To exclude biased results, the LSS performance should be assessed in the validation groupevaluating the mean prediction error or bias and the root mean squared prediction error or precision, as well as the median prediction error and the median absolute prediction error [26]. These same figures can be also calculated based on percentage prediction error, and expressed in percentages, to be more easily interpretable in the clinical contest as suggested by Baraldo et al. [25]. In both cases, the values of these parameters are inversely and proportionally linked to the LSS prediction. In the end, the correlation coefficient (r) and the coefficient of determination (R2) between the estimated and the observed AUC0-12h must be assessed.

Recently, Baraldo et al. reviewed the state of the art of MPA LSSs in HTx recipients [25]. In the last few years, the immunosuppression therapy after HTx has changed, with the massive use of TAC compared to CsA, in combination with MMF and corticosteroids.

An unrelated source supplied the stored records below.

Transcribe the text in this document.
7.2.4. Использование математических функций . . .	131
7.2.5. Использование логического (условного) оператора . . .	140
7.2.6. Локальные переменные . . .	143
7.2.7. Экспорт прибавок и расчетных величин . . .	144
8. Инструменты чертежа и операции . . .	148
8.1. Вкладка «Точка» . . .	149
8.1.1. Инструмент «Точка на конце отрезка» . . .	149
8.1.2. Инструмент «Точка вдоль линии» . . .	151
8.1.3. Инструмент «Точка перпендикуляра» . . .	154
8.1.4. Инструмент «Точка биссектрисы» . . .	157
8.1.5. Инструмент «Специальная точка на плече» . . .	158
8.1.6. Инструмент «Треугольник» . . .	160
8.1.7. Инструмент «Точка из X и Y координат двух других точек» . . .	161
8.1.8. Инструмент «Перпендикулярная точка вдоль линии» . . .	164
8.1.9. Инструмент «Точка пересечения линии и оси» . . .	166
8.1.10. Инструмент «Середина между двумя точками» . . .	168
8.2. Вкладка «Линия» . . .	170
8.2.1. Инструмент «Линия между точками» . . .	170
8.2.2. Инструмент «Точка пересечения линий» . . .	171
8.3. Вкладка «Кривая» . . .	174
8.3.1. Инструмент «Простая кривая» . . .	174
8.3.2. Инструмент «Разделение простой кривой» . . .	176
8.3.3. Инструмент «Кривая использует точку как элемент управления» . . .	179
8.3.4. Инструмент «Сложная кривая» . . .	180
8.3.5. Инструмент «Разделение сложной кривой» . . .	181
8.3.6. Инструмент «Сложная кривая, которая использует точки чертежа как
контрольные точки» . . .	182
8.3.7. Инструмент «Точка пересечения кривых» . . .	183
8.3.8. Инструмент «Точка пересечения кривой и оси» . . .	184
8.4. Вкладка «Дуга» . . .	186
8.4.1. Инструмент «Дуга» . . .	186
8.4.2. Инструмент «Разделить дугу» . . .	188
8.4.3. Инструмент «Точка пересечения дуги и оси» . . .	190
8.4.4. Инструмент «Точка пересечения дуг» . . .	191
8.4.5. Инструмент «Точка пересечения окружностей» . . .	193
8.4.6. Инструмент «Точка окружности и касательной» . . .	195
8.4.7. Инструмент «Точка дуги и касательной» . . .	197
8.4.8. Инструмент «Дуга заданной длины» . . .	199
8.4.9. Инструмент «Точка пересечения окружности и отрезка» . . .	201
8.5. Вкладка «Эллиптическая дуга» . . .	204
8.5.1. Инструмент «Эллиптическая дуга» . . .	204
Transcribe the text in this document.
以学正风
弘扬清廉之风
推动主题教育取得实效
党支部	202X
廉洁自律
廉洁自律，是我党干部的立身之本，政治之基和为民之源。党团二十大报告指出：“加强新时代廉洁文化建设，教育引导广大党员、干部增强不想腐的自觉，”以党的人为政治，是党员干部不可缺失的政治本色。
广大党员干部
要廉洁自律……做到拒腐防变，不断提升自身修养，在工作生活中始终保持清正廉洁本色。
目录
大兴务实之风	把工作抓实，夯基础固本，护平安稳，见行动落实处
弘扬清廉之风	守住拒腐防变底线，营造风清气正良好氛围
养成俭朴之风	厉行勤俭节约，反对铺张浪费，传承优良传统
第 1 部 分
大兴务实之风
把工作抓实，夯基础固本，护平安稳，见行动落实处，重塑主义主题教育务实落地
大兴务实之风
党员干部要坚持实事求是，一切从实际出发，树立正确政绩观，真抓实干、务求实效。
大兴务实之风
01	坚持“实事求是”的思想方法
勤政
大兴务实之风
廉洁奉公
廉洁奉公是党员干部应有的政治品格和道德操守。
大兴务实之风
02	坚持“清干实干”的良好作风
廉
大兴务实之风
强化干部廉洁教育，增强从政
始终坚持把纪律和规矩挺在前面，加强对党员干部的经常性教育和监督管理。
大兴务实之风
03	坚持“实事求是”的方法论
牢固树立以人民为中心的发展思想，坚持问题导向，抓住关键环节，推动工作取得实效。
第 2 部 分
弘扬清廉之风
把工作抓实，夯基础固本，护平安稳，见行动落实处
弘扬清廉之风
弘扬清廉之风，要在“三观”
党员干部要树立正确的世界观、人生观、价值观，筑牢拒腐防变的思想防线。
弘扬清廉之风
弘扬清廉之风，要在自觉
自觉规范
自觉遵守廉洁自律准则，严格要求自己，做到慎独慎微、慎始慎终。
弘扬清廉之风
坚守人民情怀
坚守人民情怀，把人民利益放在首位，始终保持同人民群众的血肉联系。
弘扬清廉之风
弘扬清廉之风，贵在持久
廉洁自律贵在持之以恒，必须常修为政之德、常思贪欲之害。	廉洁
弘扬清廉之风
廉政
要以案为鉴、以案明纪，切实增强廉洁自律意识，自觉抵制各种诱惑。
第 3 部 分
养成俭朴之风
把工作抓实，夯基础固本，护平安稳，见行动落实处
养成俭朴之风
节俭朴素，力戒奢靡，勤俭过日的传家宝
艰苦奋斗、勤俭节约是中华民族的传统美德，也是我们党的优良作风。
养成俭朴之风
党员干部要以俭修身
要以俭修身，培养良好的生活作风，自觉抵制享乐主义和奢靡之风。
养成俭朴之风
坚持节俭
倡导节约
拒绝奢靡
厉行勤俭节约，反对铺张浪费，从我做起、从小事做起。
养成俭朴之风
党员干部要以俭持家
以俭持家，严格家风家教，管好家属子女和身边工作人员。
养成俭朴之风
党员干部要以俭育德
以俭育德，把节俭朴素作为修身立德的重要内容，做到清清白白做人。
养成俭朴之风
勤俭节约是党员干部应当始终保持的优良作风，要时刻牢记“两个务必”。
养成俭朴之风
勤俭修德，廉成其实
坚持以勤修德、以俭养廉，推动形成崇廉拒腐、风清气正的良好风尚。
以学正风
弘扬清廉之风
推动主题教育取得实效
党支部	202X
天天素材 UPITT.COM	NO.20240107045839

This pilot study aimed to test, in a heterogeneous cohort of patients treated with MMF and CSA or TAC, two algorithms of LSSs previously generated by Baraldo et al. [27, 28] in a selected cohort of HTx recipients treated with MMF and CSA. These algorithms were selected due to their good performance [28] and given the hypothesis that the LSSs sampling time point schedule was able to determinate MPA AUC0-12h even when MMF was administrated combined with TAC.

If this pilot study reports positive results, the generation of new LSS in a population of HTx treated with MMF and TAC would not be required.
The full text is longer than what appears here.